What a Little Moonlight Could Do—by Peter Eisenstadt

The two greatest American popular singers of the 20th century, Billie Holiday and Frank Sinatra, were both born in 1915. Billie is up first. This week, on April 7th, she would have turned 100. Of course, she got nowhere near that, dying in 1959, aged 44, her body worn out after a life of hard living, and dying miserably, in police custody for a narcotics arrest. There are so many Billie Holidays; the young singer, all effervescence and charm, plucked from obscurity from an already hard life, who before she was twenty was recording with many of the greatest jazz musicians of her time; the tough but incredibly vulnerable Lady Day, with the gardenia in her hair and her lousy choice in men, her addictions, and multiple run-ins with the law; and the singer in her last years, her voice reduced to whispers and shards, her singing haunted and on the outermost limits of sublimity; the woman who has, in many legends, has become as mythological as Zeus.

Let me explore the Holiday and Sinatra comparison a bit. Holiday and Sinatra are a study in contrasts and similarities. They both greatly admired each other, and influenced one another. They were both jazz singers, of very different sorts, and raised at a time when jazz was part of the mainstream of American popular music, and both came of age in the 1930s in New York City and environs, when New York City was at the center of the jazz world. And both were restless, supremely creative artists, reinventing and rethinking their shared repertoire, what has come to be called the “great American songbook,” rooted in the music of Gershwin, Berlin, Kern, and others.

But of course they led very different lives. One was white and male, the other black and female. One evolved from a cutie-pie high, soaring baritone who projected sweetness and vulnerability to a man who became the personification of macho cool and toughness, a man who could wrestle a song to the ground and knock it out. The other evolved from a mainly up-tempo singer who could convey happiness and excitement like few others, to a singer who preferred things slow and sultry. Sinatra played at being a gangster; Holiday did hard time and spent most almost half her life behind one legal eight ball or another. One lived to a ripe old age, as honored a popular entertainer as America has ever produced. The other lived a life that was that poor, nasty, brutish, and short. Perhaps this has to do with their personalities and their life circumstances. It also, surely, is a commentary of sorts on the differences between white and black lives, and male and female lives, in the middle decades of the 20th century.

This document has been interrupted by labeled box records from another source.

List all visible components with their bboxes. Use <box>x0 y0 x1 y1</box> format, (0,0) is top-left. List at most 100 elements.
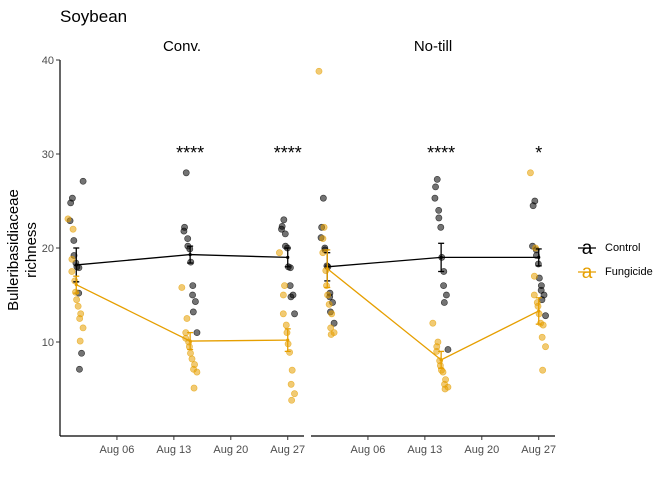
data-point <box>193 368 201 376</box>
x-tick-label: Aug 06 <box>350 444 385 456</box>
data-point <box>76 337 84 345</box>
panel-strip-label: No-till <box>414 38 452 55</box>
data-point <box>190 384 198 392</box>
data-point <box>325 300 333 308</box>
legend-label-fungicide: Fungicide <box>605 266 653 278</box>
data-point <box>281 282 288 289</box>
data-point <box>530 291 538 299</box>
legend-key-control-glyph: a <box>582 238 593 259</box>
data-point <box>73 296 81 304</box>
data-point <box>527 169 534 177</box>
data-point <box>192 298 199 305</box>
data-point <box>288 396 296 404</box>
data-point <box>287 293 295 301</box>
y-axis-label-line-2: richness <box>23 222 40 278</box>
x-tick-label: Aug 20 <box>213 444 248 456</box>
data-point <box>330 319 338 327</box>
data-point <box>184 235 192 242</box>
x-tick-label: Aug 13 <box>156 444 191 456</box>
y-axis-label-line-1: Bulleribasidiaceae <box>5 189 22 311</box>
y-tick-label: 40 <box>42 55 54 67</box>
data-point <box>315 67 323 75</box>
significance-label: * <box>535 143 542 163</box>
data-point <box>542 343 549 351</box>
data-point <box>64 215 72 223</box>
mean-point <box>188 252 192 257</box>
y-tick-label: 20 <box>42 243 54 255</box>
significance-label: **** <box>427 143 455 163</box>
data-point <box>178 284 186 291</box>
panel-0: Conv. Aug 06 Aug 13 Aug 20 Aug 27 10 20 30 40 ***… <box>42 38 305 456</box>
data-point <box>70 237 78 244</box>
mean-point <box>439 358 443 362</box>
chart-title: Soybean <box>60 7 127 26</box>
data-point <box>279 291 287 299</box>
data-point <box>539 366 547 374</box>
data-point <box>68 255 76 263</box>
data-point <box>189 308 197 316</box>
series-line <box>75 284 288 342</box>
data-point <box>327 331 335 338</box>
legend: a Control a Fungicide <box>578 238 653 283</box>
data-point <box>281 230 289 238</box>
data-point <box>534 302 542 310</box>
data-point <box>280 216 288 224</box>
data-point <box>189 291 196 299</box>
data-point <box>183 315 191 322</box>
data-point <box>71 277 79 285</box>
data-point <box>532 244 539 252</box>
data-point <box>286 282 294 289</box>
data-point <box>539 321 547 329</box>
data-point <box>441 385 449 393</box>
series-line <box>327 256 539 268</box>
data-point <box>278 225 285 233</box>
data-point <box>67 199 75 207</box>
data-point <box>288 366 296 374</box>
data-point <box>324 291 332 299</box>
data-point <box>443 291 450 299</box>
data-point <box>283 329 291 336</box>
data-point <box>433 175 441 183</box>
legend-label-control: Control <box>605 242 640 254</box>
data-point <box>282 321 290 329</box>
data-point <box>542 312 549 320</box>
data-point <box>69 225 77 233</box>
data-point <box>319 194 327 202</box>
data-point <box>538 333 546 341</box>
data-point <box>187 349 194 357</box>
data-point <box>320 223 328 231</box>
data-point <box>79 177 87 185</box>
data-point <box>437 223 445 231</box>
data-point <box>279 310 287 318</box>
data-point <box>530 272 538 280</box>
mean-point <box>74 263 78 267</box>
mean-point <box>74 283 78 287</box>
x-tick-label: Aug 20 <box>464 444 499 456</box>
panel-strip-label: Conv. <box>163 38 201 55</box>
data-point <box>444 346 452 353</box>
y-tick-label: 30 <box>42 149 54 161</box>
data-point <box>188 355 196 363</box>
data-point <box>78 349 85 357</box>
data-point <box>429 319 437 327</box>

This is how Billie Holiday’s life has often been seen, as a tragedy into which some deeper meaning has to be imputed. Like all of us, she was both an individual, by all accounts not a particularly easy individual to get along with, and a reflection of her social and ethnic context, and the time and place of her life. Black people, in the middle decades of the last century, did not have much leeway to screw up; lives were lived without a safety net. Because of her extraordinary talents, Billie Holiday was granted more chances and had more opportunities than most black people. But in the end she was just another black junkie, a black body to incarcerate.

But the reason we care about Billie Holiday is because we think we know her from her singing. She primarily sung of love, in all of its wonders and terrors; wanting to be in love, being happy in love, being unhappy in love, wanting not to be in love, passions requited and unrequited, affairs started and stopped, anticipated and regretted. Her art, like much great art, as much transcends as reflects the circumstances of its creation.

But of course, lots of people, in her time, sang love songs. What makes her special is that she seems to be singing the lyrics and singing about something else, her quest, her unhappy quest for freedom. She freed almost everything she sang from its conventional constraints, reimaging and to some extent recomposing her songs, singing in front of the beat, behind the beat, creating it anew, elevating herself, if only for a few minutes, above her calamities, and when we hear her, we also elevate ourselves, for a few minutes, above ours. She is one of the greatest and most accessible of the great musicians, one of the greatest artists America has produced. The centennial of her birth is as good an occasion as any to stop what we are doing, to pay attention, and listen again.